Per ART News, the final hammer price followed 10 minutes of intense outbidding. Before the auction, the photo was estimated to sell for between $5-7M. The photo is treasured because it’s an original photographic copy likely made around the same time as the photo negative.
The previous auction record holder was Andreas Gursky’s 1999 landscape photo, Rhein II, while sold at Christie’s in 2011 for $4.3M. Of note, an original edition of Man Ray’s Noire et Blanche (1926) sold at a Christie’s auction in Paris for $3M in 2017.

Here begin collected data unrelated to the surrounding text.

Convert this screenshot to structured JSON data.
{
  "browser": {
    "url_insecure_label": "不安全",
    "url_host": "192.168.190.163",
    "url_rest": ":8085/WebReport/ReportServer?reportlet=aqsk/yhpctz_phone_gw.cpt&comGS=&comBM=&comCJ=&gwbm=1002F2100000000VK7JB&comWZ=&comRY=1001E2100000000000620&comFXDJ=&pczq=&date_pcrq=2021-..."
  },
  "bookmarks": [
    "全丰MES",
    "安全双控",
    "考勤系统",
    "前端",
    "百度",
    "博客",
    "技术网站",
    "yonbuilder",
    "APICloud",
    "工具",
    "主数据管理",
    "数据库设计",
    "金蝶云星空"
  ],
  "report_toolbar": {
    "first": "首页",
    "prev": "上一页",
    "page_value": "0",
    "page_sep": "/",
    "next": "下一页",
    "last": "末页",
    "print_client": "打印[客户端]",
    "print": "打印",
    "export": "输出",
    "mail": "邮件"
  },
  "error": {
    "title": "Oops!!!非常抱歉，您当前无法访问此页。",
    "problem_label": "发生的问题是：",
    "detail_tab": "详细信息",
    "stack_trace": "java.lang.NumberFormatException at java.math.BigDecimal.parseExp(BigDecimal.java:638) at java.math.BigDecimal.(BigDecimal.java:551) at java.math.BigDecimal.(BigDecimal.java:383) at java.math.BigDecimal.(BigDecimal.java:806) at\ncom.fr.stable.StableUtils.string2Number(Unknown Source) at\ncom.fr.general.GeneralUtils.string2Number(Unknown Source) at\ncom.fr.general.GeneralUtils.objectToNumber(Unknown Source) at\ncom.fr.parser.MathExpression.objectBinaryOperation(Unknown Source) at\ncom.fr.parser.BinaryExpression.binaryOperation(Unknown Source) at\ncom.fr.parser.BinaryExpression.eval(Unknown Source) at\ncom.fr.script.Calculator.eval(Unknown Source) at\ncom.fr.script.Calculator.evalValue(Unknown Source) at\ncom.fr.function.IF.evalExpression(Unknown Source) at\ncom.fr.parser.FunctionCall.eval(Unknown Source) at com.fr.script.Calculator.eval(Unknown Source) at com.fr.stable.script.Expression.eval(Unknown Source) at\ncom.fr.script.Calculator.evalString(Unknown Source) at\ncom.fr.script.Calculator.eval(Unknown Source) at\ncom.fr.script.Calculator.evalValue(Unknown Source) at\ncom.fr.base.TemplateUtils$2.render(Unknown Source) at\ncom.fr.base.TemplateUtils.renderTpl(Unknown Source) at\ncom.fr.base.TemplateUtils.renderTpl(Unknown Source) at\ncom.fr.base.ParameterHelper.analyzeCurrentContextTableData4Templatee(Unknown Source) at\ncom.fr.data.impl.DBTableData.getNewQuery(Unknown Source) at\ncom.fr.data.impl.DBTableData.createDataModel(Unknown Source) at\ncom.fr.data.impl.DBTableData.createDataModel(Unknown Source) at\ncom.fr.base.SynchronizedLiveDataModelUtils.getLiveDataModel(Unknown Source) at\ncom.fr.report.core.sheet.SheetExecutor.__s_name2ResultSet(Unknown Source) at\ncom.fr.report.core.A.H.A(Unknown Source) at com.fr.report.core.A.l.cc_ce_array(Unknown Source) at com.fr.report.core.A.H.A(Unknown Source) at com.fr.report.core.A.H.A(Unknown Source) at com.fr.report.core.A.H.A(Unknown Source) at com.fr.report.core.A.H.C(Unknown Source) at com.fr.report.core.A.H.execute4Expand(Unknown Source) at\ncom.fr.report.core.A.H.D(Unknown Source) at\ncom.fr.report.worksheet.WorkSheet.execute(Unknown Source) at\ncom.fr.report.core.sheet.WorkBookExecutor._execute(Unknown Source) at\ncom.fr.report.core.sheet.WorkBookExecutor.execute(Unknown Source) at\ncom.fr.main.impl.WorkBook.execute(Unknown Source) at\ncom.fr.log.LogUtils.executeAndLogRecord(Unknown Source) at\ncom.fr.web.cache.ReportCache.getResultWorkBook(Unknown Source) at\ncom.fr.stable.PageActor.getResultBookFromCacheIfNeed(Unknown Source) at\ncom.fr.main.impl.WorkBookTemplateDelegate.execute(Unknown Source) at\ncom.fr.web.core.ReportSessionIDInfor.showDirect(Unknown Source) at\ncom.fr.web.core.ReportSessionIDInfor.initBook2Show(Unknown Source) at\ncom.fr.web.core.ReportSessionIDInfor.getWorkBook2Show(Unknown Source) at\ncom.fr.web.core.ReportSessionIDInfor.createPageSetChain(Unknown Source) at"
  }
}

Man Ray, Le Violon d’Ingres, 1924
© Man Ray Trust ARS-ADAGP, courtesy of Christie’s |
Before the latest auction, Christie’s international photographs specialist, Darius Himes, called Ray’s Le Violon d’Ingres ‘unprecedented in the marketplace.’ The image came up for auction from the holdings of New York collectors Rosalind Gersten Jacobs and Melvin Jacobs, fashion retailers who were heavily involved in surrealist art circles. They had purchased the photograph from Man Ray himself in 1962 and kept it in their collection since. Gersten Jacobs passed away in 2019 at 94 years old
To create the iconic photo, Man Ray first photographed model and performer, and his then romantic partner, Alice Ernestine Prin, also known as Kike de Montparnasse. Man Ray then painted the f-holes onto the photographic print and then rephotographed the print. The image takes inspiration from French neoclassical painter Jean-Auguste-Dominique Ingres’ 1808 painting The Valpinçon Bather.